Black and white dots are simple to understand, but as with many simple concepts in The Witness, they can get insanely complicated.
Black dots and white dots can never end up on the same side of a dividing line. To help you understand what that means, check out the description of a dividing line in the breakout box.
To help you understand, let’s explain what is happening in the puzzle above, which is one of the first complicated black-and-white mazes you come across. You can see that every white dot is inside where my teal line is drawn, and the black dots end up outside of it. Also note that just below where the maze starts (the fat teal dot) is an opening on the border to the right. That doesn’t matter. Borders are naturally closed. This also means that black dots or white dots don’t have to be in the same section. It’s only important that they are not sharing a space with any dots of the opposite color.
Colored boxes and stars
And my head already hurts.
You’ll run into a lot more than just black and white boxes. Colored boxes and stars (which look kinda like asterisks and stars mashed together) behave similarly to black and white boxes with a few twists.
Let’s look at the puzzle above to help explain all this. The boxes are orange and green, and the stars are purple. For boxes, you’ll once again want to ensure that they are separated by color. But stars are completely different:
Stars must have two of any one color on one side of a dividing line.
So in the puzzle above, you can see that the orange and green boxes are never on the same side of a divider, and you have two purple stars split up into the three main sections of the puzzle.
But it gets trickier than that because star colors don’t affect one another. Check out this puzzle:
You can have orange and purple stars on the same side of a line. That isn’t a problem. Oh, but it gets even more confusing!
Stars demand that you have two of the same color on one side of the line, but only one has to be a star. I know that’s confusing, but you can see that you have one purple star and one purple box on the bottom right and top left.
In the puzzles above, you can see an arrangement of yellow blocks in some of the boxes. These are what I’m calling “Tetris pieces.” For these mazes, you need to create an outline that is exactly big enough to house these shapes.

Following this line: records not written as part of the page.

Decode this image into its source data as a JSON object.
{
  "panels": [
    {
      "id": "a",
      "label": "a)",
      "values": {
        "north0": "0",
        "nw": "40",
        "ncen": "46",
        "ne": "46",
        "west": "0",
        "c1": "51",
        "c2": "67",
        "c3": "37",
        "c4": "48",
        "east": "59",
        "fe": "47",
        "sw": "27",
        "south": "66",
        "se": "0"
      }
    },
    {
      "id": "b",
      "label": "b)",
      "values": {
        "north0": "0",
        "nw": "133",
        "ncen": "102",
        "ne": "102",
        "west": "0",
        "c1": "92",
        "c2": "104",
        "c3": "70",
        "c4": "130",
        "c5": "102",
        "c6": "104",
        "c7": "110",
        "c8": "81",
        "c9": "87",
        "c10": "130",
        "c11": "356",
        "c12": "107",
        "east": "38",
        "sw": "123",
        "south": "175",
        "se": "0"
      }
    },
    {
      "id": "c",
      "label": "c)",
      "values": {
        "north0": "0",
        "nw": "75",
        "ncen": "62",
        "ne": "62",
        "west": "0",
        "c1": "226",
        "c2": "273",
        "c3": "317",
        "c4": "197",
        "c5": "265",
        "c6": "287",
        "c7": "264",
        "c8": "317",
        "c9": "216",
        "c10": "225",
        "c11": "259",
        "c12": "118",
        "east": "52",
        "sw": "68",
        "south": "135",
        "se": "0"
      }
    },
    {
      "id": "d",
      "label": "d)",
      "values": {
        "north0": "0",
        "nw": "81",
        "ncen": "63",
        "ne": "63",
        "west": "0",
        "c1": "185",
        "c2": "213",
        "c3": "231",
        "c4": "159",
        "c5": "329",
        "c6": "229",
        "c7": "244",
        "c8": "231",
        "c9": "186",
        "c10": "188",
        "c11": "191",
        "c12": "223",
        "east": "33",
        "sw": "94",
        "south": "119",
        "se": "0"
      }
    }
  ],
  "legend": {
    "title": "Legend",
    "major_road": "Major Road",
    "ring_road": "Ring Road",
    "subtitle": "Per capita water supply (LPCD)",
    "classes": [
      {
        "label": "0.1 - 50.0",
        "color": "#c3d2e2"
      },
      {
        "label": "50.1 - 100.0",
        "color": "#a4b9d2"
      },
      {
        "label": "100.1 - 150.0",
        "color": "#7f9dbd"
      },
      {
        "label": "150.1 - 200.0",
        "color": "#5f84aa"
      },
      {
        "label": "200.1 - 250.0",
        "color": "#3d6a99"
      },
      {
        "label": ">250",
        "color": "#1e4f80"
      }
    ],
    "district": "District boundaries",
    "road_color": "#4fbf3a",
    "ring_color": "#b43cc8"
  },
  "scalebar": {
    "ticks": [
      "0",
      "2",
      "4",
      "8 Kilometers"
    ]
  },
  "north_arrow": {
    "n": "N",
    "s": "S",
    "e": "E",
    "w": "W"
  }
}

Look at the puzzle on the far left. On the bottom, you can see an L-shaped Tetris piece sitting at a slight slant. This means you need to rope off four blocks shaped like an L that also contains that box.
Here’s an illustration where the puzzle with the solution is on the left and the reasoning is on the right:
Now, a few more things about these Tetris pieces. If they are slanted diagonally, it doesn’t matter what direction the spaces are in as long as they are shaped like the piece. But if the symbol is perfectly up and down or left and right, you have to keep it that way. So if you have a four block-long line that is laying perfectly horizontal, divide a vertical four-block section for it. That won’t work.
Elimination marks work in conjunction with everything else. It removes one symbol that it is in the same section with.
In the puzzles above, you can see faded elimination marks and one faded purple star. But, remember, you have to have two stars in every section. The only exception to that rule is when you can delete it. And if you see an elimination mark in a puzzle, you have to incorporate it into your solution. Finally, this symbol will erase anything that is superfluous if it is sharing an area with more than one item.
Look at the unsolved puzzle on the left up above. You have four purple stars and three Tetris blocks. We can complete this maze by using the elimination mark to get rid of the vertical Tetris piece.
Check it out:
Mixing and matching
The Witness takes all of these basic concepts and combines them for some truly devious puzzles. That means observational puzzles stacked on top of logic puzzles. Keep that in mind when you get frustrated, and you should eventually get through everything that stands between you and completing the game.